Por: Débora Menegoti

Há sempre certa embriaguez em caminhar lado a lado, braços dados com aquela prima, madrinha de batismo inventado, tia-mãe por promoção intima de afeto familiar.
 
O relógio gritava as horas apressado, esquecido, emudecido na bolsa; minha filha cantava ‘História De Uma Gata’ no banho ou assistia a um desenho na TV. A tia mãe segurava minha mão em concha e acariciava como se lustrasse um tesouro, luxo puro. 
 
Passarinhando em volta da casa a passos de tartaruga. Ela com sua voz serena doava-se de alma e misturava orações entrecortando frases. Bálsamo para amores dilacerantes, espinhos da vida, durezas familiares... Tudo virava espuma fofa de tanquinho depois de amassarem juntas, com direito a cafés, pães de queijo e às vezes até um pão de água caseirinho. 
 
Cachorros, coelhos, galinhas, plantinhas... Tudo transbordava alegria e harmonia. 
 
Os primos se pegavam com o pai a brincarem de lutinha.
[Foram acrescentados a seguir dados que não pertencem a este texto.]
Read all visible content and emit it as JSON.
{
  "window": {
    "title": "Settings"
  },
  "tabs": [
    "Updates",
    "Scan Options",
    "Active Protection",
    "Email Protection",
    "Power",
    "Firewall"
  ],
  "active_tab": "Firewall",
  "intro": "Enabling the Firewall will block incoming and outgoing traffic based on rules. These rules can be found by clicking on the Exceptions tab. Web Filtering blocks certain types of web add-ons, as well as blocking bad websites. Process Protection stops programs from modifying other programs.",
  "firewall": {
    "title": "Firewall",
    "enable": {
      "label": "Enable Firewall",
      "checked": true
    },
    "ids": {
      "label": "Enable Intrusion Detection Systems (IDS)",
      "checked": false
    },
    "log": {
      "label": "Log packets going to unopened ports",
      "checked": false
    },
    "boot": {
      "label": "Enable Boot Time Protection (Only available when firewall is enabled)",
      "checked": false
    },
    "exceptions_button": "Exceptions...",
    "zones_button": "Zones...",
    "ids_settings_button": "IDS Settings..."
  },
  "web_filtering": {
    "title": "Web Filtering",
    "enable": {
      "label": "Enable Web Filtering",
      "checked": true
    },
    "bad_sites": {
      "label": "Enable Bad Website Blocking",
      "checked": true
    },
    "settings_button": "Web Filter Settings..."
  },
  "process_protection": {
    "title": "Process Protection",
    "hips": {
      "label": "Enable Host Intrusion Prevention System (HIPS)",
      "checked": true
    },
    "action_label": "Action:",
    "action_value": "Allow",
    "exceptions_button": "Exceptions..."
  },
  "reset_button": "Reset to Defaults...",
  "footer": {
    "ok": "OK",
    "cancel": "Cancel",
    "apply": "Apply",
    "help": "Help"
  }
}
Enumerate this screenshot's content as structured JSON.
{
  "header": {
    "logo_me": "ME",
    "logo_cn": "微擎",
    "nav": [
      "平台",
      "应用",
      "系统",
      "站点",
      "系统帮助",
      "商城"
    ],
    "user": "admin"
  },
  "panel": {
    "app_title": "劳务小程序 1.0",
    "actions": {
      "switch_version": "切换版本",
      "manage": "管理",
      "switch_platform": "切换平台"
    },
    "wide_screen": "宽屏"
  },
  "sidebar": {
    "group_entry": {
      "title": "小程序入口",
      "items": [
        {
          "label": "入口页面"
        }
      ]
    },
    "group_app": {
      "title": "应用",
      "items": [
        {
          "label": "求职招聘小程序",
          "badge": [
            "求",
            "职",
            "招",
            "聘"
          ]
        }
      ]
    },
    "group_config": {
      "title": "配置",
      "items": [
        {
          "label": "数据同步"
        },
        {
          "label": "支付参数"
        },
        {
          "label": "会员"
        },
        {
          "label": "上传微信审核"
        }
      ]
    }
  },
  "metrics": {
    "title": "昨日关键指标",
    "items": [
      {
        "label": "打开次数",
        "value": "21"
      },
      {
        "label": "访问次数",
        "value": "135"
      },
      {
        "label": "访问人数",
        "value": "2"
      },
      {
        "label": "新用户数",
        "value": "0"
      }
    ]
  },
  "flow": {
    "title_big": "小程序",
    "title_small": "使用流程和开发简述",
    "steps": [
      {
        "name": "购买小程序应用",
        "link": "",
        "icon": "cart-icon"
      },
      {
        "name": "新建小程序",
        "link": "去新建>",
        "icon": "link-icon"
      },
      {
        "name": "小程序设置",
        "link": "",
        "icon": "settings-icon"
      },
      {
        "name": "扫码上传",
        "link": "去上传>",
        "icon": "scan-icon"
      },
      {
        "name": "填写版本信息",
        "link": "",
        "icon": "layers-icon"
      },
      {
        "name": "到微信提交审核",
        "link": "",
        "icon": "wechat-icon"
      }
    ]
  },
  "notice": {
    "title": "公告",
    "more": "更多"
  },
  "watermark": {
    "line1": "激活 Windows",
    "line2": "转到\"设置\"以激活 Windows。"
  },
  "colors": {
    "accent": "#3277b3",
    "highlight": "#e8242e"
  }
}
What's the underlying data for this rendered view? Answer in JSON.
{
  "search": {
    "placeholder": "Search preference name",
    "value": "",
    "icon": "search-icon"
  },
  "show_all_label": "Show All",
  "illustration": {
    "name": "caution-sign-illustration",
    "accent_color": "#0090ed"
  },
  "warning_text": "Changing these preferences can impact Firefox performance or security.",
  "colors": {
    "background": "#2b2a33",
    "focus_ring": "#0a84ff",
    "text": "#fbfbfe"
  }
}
Pai, amigo e senhor da família, exemplo de sabedoria, paciência e humildade mostrava que é preciso pouco para construir uma fortaleza. O que a gente mais precisa é um pouco de transpiração e de honestidade.
 
Aquela tia, amiga, mãe, fazia um cafunezinho assim coçadinho e adorava tirar as lêndeas, os piolhos... Ver os seus limpinhos. Fazia questão de demonstrar seu amor, sobrando um tostão ou não, dava seus ‘pulinhos’ para presentear alguém querido de forma encantadora.
 
Vejo essa mulher pequena e fofa, de barriga molhada, pessoa simples e geniosa, sempre cheirosinha, andando com seus pezinhos 35 nos chinelos 44, prescrevendo as receitas naturais de seu pai (meu Nino, tio- avô- menino), expandir capacidade de perdão, de amor, cuidado... Ensinando no brilho dos olhos e no seu sorrisão tão sincero, que não há neste mundo nada mais precioso do que os laços que construímos ao nosso modo de amar.  Quanto amor é possível caber em singelos atos? Quantos pães quentinhos vale uma botinha usada? Um sabonete, um sorvete, uma roupa cheirosinha, um sonho de adoção? Quanto vale cantar junto, chorar e rir, salvar vidas?